Saturday, January 23, 2010

Mad (TJ) Maxx: Post Apocalyptic Bargain Hunting, Jean Spirit Posession

I am not a bargain shopper. I like deals as much as the next human, but there is always a hidden price to pay- and in the case of deals, that hidden price is having to deal with bargain hunters. They are a terrifying breed, usually foaming at the mouth and accompanied by several starving and damned creatures (typically in child form). Overall, I think it's worth paying a 30% mark up to avoid dealing with them. True as that is, yesterday I came to a devastating realization- I'm pretty broke. I'm pretty broke and I yearn for new clothes.

My mind immediately flashed to my childhood. Memories of bargain shopping at TJ Maxx with my best friend and her mother flooded my mind. Discounted Polo socks, a tempestuous sea of closeout Tommy Hillfiger shirts and people who desperately need them... everything the department store couldn't sell, thrown to the vultures. Next thing I knew, I was on my way to TJ Maxx.

Pulling up, I reassured myself that it was my tendency to over blow the true horror of everyday situations that was causing me to cringe at the thought of sorting through racks of clothing for that Special Find. My best friend is still a dedicated bargain hunter, and although she's not quite to the foaming mouth stage (she'll definitely get there as she ages), she insists that if you search hard enough you'll find a reasonably priced hidden gem. She also has a tendency to make better life decisions than I do, so I take her recommendations pretty seriously. Channeling her bargain hunter patience and spirit, I walked through the dirty glass doors. Inside: End times.

Blinding fluorescent lights, the scent of anticipation and grandma perfume. Packs of creatures banding together, wildly grabbing tags. Female humanoids snarling, feasting on gaudy handbags. Shoe fortresses, forests of active wear. Unaccompanied children, a surprising array of candy from around the world. The sounds of children, old shopping carts, and Rod Stewart. At the end of it all- me. Wide eyed, heart pumping, attempting to map the place out as quickly as possible.
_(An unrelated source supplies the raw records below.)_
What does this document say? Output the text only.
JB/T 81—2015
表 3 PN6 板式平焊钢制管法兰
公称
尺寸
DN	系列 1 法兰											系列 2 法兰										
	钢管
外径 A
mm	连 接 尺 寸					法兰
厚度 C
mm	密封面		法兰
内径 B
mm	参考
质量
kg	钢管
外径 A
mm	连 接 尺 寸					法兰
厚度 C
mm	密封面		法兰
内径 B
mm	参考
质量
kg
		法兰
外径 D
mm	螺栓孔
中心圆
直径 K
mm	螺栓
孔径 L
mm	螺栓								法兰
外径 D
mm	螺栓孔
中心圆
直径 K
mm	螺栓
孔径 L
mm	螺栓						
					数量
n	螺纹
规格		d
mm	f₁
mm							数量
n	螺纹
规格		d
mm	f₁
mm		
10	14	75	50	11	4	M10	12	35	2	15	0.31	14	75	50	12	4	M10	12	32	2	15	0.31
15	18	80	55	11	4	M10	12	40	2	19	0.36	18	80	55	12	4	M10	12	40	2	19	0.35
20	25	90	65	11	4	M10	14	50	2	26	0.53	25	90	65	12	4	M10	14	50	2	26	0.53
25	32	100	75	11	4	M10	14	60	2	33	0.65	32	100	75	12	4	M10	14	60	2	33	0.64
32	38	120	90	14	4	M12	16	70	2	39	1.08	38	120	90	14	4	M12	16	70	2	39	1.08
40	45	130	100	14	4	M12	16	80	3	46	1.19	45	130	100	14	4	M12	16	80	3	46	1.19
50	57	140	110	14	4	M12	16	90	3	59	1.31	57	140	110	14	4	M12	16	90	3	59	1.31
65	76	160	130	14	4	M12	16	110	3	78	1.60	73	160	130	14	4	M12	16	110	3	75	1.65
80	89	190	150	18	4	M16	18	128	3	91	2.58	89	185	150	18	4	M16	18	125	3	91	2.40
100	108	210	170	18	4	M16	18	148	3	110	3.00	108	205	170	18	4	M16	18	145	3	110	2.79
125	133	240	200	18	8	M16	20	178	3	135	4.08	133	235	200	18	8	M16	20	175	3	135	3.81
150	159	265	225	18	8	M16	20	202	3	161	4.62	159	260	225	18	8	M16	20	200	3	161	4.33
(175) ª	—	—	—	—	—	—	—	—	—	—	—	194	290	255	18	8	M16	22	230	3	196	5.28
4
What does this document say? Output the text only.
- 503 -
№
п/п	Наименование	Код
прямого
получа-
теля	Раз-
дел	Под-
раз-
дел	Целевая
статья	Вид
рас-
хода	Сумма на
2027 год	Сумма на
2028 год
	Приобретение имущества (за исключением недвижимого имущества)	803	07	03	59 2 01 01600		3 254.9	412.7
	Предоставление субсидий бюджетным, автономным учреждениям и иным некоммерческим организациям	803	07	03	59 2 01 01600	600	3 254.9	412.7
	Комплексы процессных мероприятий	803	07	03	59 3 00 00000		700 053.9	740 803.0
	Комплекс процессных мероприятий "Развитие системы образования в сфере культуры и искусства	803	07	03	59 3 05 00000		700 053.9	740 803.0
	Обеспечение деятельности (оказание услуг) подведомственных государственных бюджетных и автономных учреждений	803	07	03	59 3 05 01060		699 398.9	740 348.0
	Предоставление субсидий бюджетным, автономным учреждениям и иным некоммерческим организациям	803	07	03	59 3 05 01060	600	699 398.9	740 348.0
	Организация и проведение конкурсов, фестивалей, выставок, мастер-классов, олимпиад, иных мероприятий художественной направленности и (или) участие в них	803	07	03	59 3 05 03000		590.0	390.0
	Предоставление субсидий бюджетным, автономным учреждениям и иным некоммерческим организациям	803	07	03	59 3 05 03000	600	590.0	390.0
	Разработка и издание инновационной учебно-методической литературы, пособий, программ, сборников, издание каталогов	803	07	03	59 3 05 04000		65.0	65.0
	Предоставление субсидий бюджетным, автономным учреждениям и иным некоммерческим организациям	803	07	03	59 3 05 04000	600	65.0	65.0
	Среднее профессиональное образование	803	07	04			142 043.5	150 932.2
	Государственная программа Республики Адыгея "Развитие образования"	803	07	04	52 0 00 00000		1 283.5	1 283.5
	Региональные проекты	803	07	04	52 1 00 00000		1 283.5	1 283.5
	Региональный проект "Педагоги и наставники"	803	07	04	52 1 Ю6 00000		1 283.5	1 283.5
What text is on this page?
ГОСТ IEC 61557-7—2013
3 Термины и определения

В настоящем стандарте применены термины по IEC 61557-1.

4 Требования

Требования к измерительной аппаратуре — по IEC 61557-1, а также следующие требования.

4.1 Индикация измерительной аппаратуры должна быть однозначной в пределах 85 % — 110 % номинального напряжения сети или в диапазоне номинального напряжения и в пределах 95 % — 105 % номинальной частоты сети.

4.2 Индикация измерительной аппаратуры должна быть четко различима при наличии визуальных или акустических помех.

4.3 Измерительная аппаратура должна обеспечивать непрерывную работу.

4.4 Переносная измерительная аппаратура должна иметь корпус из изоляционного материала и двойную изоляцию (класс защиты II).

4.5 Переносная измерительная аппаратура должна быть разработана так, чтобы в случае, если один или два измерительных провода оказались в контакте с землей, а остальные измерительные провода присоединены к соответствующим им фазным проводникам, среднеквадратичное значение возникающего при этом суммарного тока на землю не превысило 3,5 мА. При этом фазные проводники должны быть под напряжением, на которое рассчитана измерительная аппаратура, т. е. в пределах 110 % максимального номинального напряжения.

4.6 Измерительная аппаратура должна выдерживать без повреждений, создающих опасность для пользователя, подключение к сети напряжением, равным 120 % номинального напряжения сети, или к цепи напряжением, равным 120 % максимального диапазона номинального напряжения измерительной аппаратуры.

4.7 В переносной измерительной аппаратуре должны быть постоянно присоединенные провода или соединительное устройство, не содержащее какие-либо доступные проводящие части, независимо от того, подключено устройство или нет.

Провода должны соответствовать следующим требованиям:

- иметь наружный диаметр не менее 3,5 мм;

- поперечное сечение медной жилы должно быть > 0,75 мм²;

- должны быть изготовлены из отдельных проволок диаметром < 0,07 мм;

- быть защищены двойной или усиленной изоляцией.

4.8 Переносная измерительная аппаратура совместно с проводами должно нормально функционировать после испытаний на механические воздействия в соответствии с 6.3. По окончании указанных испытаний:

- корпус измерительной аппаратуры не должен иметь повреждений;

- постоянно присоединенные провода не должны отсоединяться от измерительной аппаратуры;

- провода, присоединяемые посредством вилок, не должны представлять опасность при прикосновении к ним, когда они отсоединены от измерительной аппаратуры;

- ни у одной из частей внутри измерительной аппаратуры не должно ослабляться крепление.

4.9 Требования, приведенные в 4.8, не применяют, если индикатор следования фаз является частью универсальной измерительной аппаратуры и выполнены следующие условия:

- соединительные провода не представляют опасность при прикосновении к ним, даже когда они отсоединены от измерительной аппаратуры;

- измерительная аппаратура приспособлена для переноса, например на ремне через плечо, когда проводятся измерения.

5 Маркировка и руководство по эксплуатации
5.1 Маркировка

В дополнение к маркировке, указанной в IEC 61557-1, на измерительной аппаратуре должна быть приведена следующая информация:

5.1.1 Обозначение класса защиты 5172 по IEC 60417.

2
My main goal was to purchase a white t-shirt and a pair of jeans (and live to wear the items). My eyes darted to the t-shirt selection- taken over by a tribe. A female leader, six small tribesman. They looked vicious, like they wouldn't have a problem chewing through my ankles if I were to impede their perusing. No bueno. I immediately turned to the denim. A shapeless creature molesting every pair. I'd rather risk molestation than being nibbled by potentially cannibalistic t-shirt hunters. I slowly closed in the the denim, then, to my size. The molester was breathing heavily, but safely four sizes on the other side of me. The cannibal tribe spread out, war cries echoed throughout the open aisles. I immediately felt a sense of familiarity... these are the same jeans from my childhood.

I stared into the prehistoric jean rack and remembered walking with my thumbs through my belt loops. I remembered loudly declaring that I would only wear JNCO's (self expression). I remembered purple and red and green jeans so tight that my bones were almost too constrained to properly develop. I remembered that my middle name is Jean, and that my last name is Bloomer. I considered that my name could translate to Jennifer Pants Underwear. I remembered peeing my jeans at the age of 13. I remembered wearing bell bottoms. My whole life in jeans was swirling around my head. Possessed by the great spirit of jeans past, I felt my hand being guided toward one pair. My hand landed on the soft denim. The one pair from this century left standing. I looked down at the tag- nay, the tag looked up at me, and it read my size. "COMPARE AT 99.99. " This was indeed a deal. A deal that would fit over my ass... the best kind of deal.

The native screeches and cries of the cannibals, the heavy breathing of the denim molester, the throaty crooning of Rod the Mod- all drowned out by the wholly encompassing euphoria brought on by a huge discount.

I purchased the jeans and walked out into the crisp evening air. My gaze was drawn to the beautiful cotton bargain folded neatly in my right hand. I'm still not a bargain shopper, but tonight, jeans, I'm Yours.